What the report did not say was that nowhere in Canada is that threat more glaring than on Prince Edward Island, Canada’s smallest province. P.E.I. provides a glimpse into how the controversy over the presence of Chinese Communist Party (CCP)-directed organizations warrants transparency and accountability, features that have been conspicuously missing in Anne of Green Gables land.
That was the topic of an event in Ottawa on Oct. 8. Attendees included journalists, researchers, concerned citizens, intelligence experts, representatives from the Macdonald-Laurier Institute and former solicitor general Wayne Easter.
While the meeting’s participants talked about the broad national security threats that Beijing poses to Canada, they also spent considerable time discussing the alarming body of evidence suggesting that P.E.I. is the site of money-laundering, illegal land purchases and “elite capture,” all traced back to China’s Communist government. Easter, along with former CSIS intelligence officer Michel Juneau-Katsuya and former RCMP investigator Garry Clement, warned that P.E.I. could be used as a “forward operating base” for the CCP.
The consensus at the Ottawa meeting was that, with Canada’s national security at stake, only a national inquiry could uncover the true scale of Beijing’s presence on the island. The story starts in eastern P.E.I. with five sprawling buildings and controlled-access compounds housing Buddhist monks and nuns belonging to a group called Bliss and Wisdom. Canada Revenue Agency filings show the two main monasteries have accumulated very close to $500 million in assets.
The first monks arrived around 2008, but now there are hundreds of monks and nuns, under the spiritual leadership of Zhen-Ru, an unordained layperson who, Radio-Canada reports, has links to Beijing. Although Zhen-Ru claims to follow Tibet’s Buddhist tradition, Tibet’s spiritual leader, the Dalai Lama, does not recognize her.

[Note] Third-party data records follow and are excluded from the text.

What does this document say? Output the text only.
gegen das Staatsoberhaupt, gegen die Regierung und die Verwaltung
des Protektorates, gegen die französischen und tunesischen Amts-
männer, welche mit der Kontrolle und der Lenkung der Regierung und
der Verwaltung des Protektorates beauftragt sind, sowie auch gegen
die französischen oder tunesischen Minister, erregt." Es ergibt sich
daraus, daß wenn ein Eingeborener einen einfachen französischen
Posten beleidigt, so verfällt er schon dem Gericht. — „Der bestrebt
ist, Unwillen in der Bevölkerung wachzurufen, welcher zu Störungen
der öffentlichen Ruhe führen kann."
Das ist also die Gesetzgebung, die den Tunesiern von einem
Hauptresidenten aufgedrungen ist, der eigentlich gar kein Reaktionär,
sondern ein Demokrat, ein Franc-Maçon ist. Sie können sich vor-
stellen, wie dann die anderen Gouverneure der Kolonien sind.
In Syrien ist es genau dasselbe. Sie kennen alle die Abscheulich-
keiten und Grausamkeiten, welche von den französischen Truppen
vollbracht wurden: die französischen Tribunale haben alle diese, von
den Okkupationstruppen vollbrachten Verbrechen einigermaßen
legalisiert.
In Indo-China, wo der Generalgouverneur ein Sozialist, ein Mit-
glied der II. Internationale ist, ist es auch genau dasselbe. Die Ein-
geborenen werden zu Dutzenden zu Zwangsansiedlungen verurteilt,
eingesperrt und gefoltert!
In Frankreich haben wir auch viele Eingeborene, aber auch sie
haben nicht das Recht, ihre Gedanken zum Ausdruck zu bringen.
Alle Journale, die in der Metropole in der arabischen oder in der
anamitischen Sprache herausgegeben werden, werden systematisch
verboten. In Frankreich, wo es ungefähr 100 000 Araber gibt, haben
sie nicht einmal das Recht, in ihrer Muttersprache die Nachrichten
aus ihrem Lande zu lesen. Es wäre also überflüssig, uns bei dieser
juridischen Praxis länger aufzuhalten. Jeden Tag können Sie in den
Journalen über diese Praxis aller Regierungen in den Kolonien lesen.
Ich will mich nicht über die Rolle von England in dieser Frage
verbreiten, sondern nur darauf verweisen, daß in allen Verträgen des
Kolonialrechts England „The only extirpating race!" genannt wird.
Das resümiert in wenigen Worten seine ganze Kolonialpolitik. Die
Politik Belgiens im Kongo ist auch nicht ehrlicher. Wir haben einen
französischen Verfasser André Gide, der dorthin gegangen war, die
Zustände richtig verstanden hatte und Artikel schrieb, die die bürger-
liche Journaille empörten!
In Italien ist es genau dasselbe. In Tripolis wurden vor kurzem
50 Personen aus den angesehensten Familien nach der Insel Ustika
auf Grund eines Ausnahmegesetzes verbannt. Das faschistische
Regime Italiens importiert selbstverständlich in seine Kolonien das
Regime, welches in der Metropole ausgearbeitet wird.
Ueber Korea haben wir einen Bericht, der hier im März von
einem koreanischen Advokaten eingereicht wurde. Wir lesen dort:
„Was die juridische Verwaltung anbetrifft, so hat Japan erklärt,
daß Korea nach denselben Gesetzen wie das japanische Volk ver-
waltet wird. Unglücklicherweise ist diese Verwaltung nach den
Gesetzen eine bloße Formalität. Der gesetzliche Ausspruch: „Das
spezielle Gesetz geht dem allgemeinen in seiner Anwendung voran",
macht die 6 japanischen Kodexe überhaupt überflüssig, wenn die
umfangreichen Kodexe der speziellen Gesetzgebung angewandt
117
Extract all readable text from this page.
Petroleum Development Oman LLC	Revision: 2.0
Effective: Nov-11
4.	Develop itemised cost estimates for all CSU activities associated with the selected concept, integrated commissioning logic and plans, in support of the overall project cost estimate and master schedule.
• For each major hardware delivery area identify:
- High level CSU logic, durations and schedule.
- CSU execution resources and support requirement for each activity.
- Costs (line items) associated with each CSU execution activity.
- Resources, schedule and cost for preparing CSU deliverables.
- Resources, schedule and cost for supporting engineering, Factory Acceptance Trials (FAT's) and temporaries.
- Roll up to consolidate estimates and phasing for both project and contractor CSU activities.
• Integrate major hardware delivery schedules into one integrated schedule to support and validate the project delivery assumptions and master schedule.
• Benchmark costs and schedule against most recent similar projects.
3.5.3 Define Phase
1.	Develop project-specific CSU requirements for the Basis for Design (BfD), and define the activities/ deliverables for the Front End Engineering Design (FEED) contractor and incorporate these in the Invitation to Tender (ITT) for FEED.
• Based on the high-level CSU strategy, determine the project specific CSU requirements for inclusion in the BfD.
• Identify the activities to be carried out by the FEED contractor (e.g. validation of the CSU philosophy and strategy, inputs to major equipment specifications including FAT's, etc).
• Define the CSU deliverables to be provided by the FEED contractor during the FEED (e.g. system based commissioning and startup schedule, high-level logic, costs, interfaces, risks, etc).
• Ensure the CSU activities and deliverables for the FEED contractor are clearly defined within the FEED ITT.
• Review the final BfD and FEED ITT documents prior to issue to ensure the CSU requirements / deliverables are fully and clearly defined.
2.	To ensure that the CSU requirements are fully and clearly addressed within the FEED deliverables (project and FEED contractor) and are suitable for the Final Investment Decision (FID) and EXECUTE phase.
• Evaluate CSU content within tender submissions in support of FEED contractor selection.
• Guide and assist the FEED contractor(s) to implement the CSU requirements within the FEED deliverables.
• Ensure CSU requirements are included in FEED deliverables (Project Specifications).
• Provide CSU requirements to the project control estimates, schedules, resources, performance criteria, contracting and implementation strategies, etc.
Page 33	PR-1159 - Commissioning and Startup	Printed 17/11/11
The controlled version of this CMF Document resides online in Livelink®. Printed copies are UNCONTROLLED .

Despite pressure from Islanders such as blogger and historian David Weale, the provincial government, media elites and other stakeholders have given every indication that they want nothing to do with the Bliss and Wisdom file.
But the story has become too big to ignore. In February, after extensive pressure from citizens’ groups, P.E.I.’s government announced it was launching an investigation into the Buddhists’ land purchases. The government also ordered the regulatory commission in charge of land transactions to release the results of an investigation said to have been concluded in 2018.
But a bombshell hit on Oct. 8. When faced with a subpoena issued by a committee of the P.E.I. legislature, the regulatory commission confessed that no report was produced by the 2018 investigation into Buddhist land purchases, despite previous assurances that such a report existed.
In the wake of this startling news, P.E.I. Premier Rob Lantz asked the RCMP to launch a full investigation into what he called “allegations of foreign interference and money laundering” in the province, saying that Islanders “deserve answers.”
Days later, yet another bombshell: the RCMP announced that it had already conducted investigations into allegations of money laundering and foreign interference on P.E.I., but that so far, “all investigations were concluded as unfounded.”
The RCMP says that because of new information, it will review its past findings, but the statement has mystified many Islanders. For example, why has there been no announcement of these RCMP investigations in the past? And why were key witnesses and experts on the topic of Bliss and Wisdom seemingly not interviewed over the course of these investigations?
A thick atmosphere of mystery and suspicion surrounds the story and there’s no clear resolution in sight. But with politicians of all stripes now calling for a federal inquiry, the genie is out of the bottle. Premier Lantz is right that Islanders deserve answers. So do all Canadians.
Ian Dowbiggin is professor of history at the University of Prince Edward Island.